The heavens are telling the glory of God; and the firmament proclaims his handiwork. Day to day pours forth speech, and night to night declares knowledge. There is no speech, nor are there words; their voice is not heard; Yet their voice goes out through all the earth, and their words to the end of the world.

Luke 19:37- 40

As he was now drawing near, at the descent of the Mount of Olives, the whole multitude of the disciples began to rejoice and praise God with a loud voice for all the mighty works that they had seen, saying “Blessed is the King who comes in the name of the Lord! Peace in heaven and glory to God in the highest!” And some of the Pharisees in the multitude said to him, “Teacher, rebuke your disciples.” He answered, “I tell you, if these were silent, the very stones would cry out.”

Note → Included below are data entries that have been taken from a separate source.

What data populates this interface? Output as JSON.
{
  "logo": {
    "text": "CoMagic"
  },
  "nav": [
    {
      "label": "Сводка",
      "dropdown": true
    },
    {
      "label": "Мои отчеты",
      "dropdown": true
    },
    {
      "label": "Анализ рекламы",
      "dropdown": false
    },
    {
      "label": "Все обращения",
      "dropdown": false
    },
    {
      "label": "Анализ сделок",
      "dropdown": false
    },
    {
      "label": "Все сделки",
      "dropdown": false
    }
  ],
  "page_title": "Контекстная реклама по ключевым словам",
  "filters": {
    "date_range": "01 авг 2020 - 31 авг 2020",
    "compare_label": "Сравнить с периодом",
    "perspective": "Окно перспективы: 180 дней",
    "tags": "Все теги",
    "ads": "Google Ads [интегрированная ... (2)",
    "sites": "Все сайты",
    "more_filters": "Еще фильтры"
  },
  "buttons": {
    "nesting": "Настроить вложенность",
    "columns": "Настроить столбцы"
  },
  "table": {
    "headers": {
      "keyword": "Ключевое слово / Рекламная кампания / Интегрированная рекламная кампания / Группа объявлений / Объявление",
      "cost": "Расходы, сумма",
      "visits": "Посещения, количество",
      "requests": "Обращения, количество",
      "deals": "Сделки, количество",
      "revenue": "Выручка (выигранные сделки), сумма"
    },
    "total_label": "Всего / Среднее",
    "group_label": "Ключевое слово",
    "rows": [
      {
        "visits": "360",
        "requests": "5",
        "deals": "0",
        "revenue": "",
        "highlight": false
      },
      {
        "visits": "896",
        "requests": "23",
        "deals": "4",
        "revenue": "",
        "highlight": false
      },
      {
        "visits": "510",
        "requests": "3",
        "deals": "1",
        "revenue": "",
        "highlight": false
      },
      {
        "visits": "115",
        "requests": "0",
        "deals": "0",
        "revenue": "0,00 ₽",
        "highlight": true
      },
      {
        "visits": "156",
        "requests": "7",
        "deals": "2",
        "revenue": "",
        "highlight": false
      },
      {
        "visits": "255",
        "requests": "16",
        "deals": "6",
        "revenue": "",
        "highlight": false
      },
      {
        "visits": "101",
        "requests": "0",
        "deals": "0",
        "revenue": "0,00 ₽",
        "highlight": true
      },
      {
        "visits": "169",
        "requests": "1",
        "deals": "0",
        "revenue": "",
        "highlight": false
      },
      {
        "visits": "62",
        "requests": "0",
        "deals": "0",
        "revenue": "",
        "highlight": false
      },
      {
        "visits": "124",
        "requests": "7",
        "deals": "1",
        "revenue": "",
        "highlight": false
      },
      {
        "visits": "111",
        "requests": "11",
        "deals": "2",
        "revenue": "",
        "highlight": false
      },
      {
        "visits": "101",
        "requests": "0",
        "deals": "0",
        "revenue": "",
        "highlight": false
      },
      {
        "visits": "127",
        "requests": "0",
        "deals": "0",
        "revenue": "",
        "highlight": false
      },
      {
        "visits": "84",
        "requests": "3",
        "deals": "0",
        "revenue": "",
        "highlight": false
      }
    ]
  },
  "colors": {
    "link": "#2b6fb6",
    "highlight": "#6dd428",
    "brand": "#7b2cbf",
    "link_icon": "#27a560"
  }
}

 “The Heavens Are Your Kin”

I

As a child, I loved to read my illustrated Bible through its pictures. My three favorites—the only ones I can really see in my memory today—were all built around rocks and stones. Boulders, really. Abraham kneeling beside a tortoise-shell-looking rock, gazing up at the cosmos; Moses standing on the jetties of the Red Sea, arms outstretched, parting the waters; Jesus kneeling, like Abraham, in Gethsemane, in agony.

II

In C.S. Lewis’ book The Discarded Image, our modern scientific vision of the heavens is contrasted with the “discarded image” of the incorrect, but deeply enchanted, Ptolemaic celestial model of the middle ages. What is at stake in this contrast is a threefold revelation, a threefold reality: our vision of God, creation, and the human person.

III

Today’s readings reveal a more radical contrast and richer religious insight than Lewis’. To see through the eyes of Abraham and the Psalmist is neither an option nor a historical trend: if we feign at blindness and remain silent, our next of kin, the stones and the heavens, will cry out and tell the glory of God—ad majorem Dei gloriam!